Example and Implications for Algorithmic Consistency
The paper provides a detailed example where lack of strict bound separation leads to unbounded relaxations and incorrect lower bounds in branch-and-bound nodes. This situation can result in violations of parent-child bounding relationships, thereby defeating the convergence guarantee that RLT-based solvers rely on.
Link to Practical Solver Implementations
The authors investigate why this theoretical gap has not manifested in practice for solvers such as RLT-POS and RAPOSa. They attribute the absence of issues to Lemma 3 from the Sherali and Tuncbilek (1992) framework, which ensures branching only occurs at interior points, inherently preserving the assumption of strict bound separation for continuous variables. However, in mixed-integer RLT extensions, variables may be fixed at discrete bounds, reintroducing the structural vulnerability highlighted by the paper.
Recommendations for Mixed-Integer Optimization
For mixed-integer cases, the paper advocates variable elimination and reformulation when bounds coincide, recommending regeneration of bound-factor constraints for the reduced problem to maintain relaxation integrity.
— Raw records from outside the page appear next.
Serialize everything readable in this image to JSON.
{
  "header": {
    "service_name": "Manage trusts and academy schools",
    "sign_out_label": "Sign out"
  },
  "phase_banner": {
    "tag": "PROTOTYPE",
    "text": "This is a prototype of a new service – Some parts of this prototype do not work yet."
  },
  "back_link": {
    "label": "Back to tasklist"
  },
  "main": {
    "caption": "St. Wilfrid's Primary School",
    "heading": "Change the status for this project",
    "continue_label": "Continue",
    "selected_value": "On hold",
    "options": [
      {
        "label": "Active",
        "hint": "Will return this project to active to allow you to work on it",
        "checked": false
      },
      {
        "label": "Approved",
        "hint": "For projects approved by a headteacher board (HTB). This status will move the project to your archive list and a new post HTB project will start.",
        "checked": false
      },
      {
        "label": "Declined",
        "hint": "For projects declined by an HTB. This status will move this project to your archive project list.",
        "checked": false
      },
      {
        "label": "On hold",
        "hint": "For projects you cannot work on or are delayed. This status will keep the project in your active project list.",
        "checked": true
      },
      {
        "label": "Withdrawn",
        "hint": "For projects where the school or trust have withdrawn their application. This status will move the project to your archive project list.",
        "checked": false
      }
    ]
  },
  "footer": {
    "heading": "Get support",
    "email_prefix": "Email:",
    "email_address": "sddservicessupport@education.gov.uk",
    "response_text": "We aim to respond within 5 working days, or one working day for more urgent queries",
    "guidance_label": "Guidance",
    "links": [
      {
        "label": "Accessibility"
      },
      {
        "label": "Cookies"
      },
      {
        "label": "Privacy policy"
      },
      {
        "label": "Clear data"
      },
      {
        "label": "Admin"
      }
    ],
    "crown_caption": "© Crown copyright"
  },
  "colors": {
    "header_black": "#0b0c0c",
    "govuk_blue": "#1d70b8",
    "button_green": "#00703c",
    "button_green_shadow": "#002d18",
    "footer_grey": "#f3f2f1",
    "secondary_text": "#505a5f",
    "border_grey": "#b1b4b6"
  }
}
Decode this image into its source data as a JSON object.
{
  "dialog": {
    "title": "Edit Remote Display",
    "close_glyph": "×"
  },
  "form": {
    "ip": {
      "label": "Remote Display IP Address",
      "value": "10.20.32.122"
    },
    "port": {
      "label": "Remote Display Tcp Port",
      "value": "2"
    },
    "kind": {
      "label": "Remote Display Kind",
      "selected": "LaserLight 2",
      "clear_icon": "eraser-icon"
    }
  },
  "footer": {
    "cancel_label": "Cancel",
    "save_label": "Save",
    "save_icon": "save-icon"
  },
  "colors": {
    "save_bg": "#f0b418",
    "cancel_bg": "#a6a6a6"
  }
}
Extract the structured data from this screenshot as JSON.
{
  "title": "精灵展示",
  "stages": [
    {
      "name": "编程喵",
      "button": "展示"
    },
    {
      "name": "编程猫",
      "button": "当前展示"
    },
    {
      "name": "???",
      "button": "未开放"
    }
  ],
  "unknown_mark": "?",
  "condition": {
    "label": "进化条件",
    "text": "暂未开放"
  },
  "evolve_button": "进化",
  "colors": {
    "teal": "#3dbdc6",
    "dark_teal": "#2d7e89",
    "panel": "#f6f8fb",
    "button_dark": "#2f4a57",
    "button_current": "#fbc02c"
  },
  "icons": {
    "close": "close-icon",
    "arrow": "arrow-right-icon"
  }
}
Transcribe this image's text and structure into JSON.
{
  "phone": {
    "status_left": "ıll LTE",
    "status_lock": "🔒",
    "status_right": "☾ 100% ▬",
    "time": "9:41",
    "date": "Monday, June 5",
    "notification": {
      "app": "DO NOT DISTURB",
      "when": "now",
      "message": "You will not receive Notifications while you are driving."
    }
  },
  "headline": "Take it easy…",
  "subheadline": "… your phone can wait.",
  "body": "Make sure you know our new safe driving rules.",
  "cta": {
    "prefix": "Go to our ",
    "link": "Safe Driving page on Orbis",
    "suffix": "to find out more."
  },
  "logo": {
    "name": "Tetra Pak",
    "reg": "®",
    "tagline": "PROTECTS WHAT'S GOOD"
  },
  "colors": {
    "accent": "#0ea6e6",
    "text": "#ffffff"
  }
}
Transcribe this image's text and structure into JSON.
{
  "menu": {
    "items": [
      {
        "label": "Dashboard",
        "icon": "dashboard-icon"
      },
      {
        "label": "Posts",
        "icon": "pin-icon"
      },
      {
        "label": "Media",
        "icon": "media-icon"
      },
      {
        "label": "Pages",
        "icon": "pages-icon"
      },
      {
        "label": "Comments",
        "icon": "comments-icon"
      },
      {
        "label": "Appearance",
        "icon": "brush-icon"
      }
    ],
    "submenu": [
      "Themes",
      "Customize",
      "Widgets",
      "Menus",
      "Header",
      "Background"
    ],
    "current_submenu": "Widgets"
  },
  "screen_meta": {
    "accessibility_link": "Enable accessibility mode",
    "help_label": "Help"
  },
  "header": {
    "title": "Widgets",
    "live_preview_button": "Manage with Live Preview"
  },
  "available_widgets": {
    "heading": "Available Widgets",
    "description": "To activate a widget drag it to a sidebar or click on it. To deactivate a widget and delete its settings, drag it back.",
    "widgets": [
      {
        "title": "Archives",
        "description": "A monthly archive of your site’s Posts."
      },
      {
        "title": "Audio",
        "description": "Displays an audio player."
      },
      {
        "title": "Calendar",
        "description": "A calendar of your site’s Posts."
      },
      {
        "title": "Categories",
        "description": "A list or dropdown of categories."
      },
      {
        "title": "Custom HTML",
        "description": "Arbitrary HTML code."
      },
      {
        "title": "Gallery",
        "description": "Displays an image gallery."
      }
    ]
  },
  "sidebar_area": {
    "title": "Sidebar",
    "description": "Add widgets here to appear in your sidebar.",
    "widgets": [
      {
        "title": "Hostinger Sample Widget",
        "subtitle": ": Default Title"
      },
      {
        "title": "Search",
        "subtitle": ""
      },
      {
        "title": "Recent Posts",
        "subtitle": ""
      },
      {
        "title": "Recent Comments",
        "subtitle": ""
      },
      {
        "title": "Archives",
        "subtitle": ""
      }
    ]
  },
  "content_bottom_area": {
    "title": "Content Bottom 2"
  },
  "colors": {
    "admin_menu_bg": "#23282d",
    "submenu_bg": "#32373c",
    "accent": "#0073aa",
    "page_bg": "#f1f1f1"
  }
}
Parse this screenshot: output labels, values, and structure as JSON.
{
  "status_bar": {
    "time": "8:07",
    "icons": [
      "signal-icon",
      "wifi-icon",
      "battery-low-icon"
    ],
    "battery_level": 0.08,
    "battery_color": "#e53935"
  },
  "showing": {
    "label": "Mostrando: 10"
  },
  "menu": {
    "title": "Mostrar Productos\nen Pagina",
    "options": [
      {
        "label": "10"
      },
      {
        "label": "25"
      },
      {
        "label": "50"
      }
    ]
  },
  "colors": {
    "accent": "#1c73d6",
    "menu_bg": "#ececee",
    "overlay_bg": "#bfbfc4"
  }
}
This guidance fills a crucial gap for robust implementations extending RLT to mixed-integer polynomial settings.
Numerical and Structural Results
- Existence of Unbounded Relaxations: The authors show that, when variable bounds are not strictly separated, LP relaxations can become unbounded even though the original polynomial optimization problem is bounded, leading to algorithmic inconsistency.
- Constraint Redundancy Conditionality: The conditional implication of lower-degree bound-factor constraints by higher-degree ones is strictly valid only under interior bounds.
- Structural Safeguards in Existing Solvers: The theoretical vulnerability does not affect classical continuous RLT, but is present in mixed-integer variants if not handled conscientiously.
Implications and Future Directions
Theoretical Implications
The paper precisely delineates the assumptions under which RLT-based convergence guarantees are valid, correcting the literature and informing future theoretical work on relaxation hierarchies and algorithmic optimality. The result underscores the necessity to audit foundational proofs for hidden regularity conditions, particularly as algorithmic frameworks are generalized to hybrid or mixed settings.
Practical Impact
This insight is crucial for developers of global optimization software, especially as RLT techniques are adapted for mixed-integer polynomial programming. The proposed structural remedy of variable elimination when bounds coincide offers a practical means to avert bounding inconsistencies, ensuring solver robustness and reproducibility.
Speculation on Further Developments
Future research may investigate alternative constraint hierarchies for mixed-integer polynomial optimization, adaptive bound-factor regeneration strategies, and the integration of conic constraints to further tighten relaxations as explored in recent literature. The clarification of convergence assumptions will also support advances in certifiable global optimization methods and hybrid frameworks.
Conclusion
This paper provides a rigorous correction to a classical result underpinning RLT-based polynomial optimization algorithms, establishing that strict interior bounds are required for the implication of lower-degree bound-factor constraints by higher-degree ones. The outcome has direct consequences for convergence guarantees and consistency of LP relaxations, especially in mixed-integer settings, and recommends practical strategies for maintaining solver integrity. The result will inform both theoretical investigations and practical implementations in global polynomial optimization (2606.21483).